My boss is a civil celebrant, and I was lucky enough to get the heads up on the 'golden rule of wedding planning' pretty early on - Book the celebrant, venue and photographer all at the same time and before anything as without these 3 things there will be no wedding. Is this really the golden rule? It got me thinking about the difference between the order of booking and planning for an elopement and a full white wedding.
Our elopement planning went like this-Book the celebrant/photographer husband and wife team (2 birds 1 stone), book accommodation (The New York Palace), then booked a 2nd photographer as I love her photography and she's so sweet. I guess when eloping with only 4 guests it quickly becomes evident that the reception part isn't the main focus- there will be no decorations, no table charts, no speeches, maybe speeches as the night goes on and the champagne flows, and no badly choreographed dance as FH and I are both incredibly uncoordinated.
So, what is the order of how things should be done? Is there really an order?
Now time for a few tips:
- Outsource! I've been lucky enough to find out hotel has a lovely concierge who seems to enjoy wedding planning. I was finding flowers difficult and obviously cannot have a consultation-so he did it for me and ordered exactly what I wanted.

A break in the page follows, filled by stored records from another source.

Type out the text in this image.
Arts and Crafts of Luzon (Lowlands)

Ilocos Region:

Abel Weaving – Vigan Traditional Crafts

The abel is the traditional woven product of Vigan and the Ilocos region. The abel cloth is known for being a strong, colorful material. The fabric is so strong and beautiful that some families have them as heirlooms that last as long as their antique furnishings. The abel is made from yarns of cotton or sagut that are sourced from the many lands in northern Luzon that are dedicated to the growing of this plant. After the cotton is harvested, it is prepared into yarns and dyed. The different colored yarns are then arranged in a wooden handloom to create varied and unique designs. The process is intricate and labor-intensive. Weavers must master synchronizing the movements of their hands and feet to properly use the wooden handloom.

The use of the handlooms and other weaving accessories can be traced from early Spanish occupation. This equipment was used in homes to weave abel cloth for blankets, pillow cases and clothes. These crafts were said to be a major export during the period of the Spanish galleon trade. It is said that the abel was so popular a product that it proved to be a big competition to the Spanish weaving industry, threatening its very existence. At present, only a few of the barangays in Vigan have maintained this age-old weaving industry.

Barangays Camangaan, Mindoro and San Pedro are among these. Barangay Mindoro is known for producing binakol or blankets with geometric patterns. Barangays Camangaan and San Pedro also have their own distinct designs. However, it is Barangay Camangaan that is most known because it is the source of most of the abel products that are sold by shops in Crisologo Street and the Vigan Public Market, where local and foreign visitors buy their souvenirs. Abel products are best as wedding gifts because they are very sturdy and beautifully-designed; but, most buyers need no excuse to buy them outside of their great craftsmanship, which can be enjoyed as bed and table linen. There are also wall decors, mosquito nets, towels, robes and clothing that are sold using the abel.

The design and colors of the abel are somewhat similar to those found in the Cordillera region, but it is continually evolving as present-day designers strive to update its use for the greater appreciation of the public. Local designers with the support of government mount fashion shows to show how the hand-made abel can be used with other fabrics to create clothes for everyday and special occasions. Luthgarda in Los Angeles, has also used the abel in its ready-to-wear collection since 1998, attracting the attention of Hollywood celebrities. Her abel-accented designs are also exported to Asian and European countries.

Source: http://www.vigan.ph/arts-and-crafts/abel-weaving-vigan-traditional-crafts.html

- You'd think flights would be one of the first things you'd book, but if you hold out till about 3-4months before the fares will go down. The difference between booking for June/July in Feb or early march compared to the end of March was $900 each.
- Purchase your dress keeping in mind the type of wedding you're having and take into consideration how you'll transport it. If I'd known we were going to elope I wouldn't have ever purchased my gown. I would have purchased off the rack and something light and easy, probably this Colette Dinnigan gown but I plan on being less corpse like on my wedding day.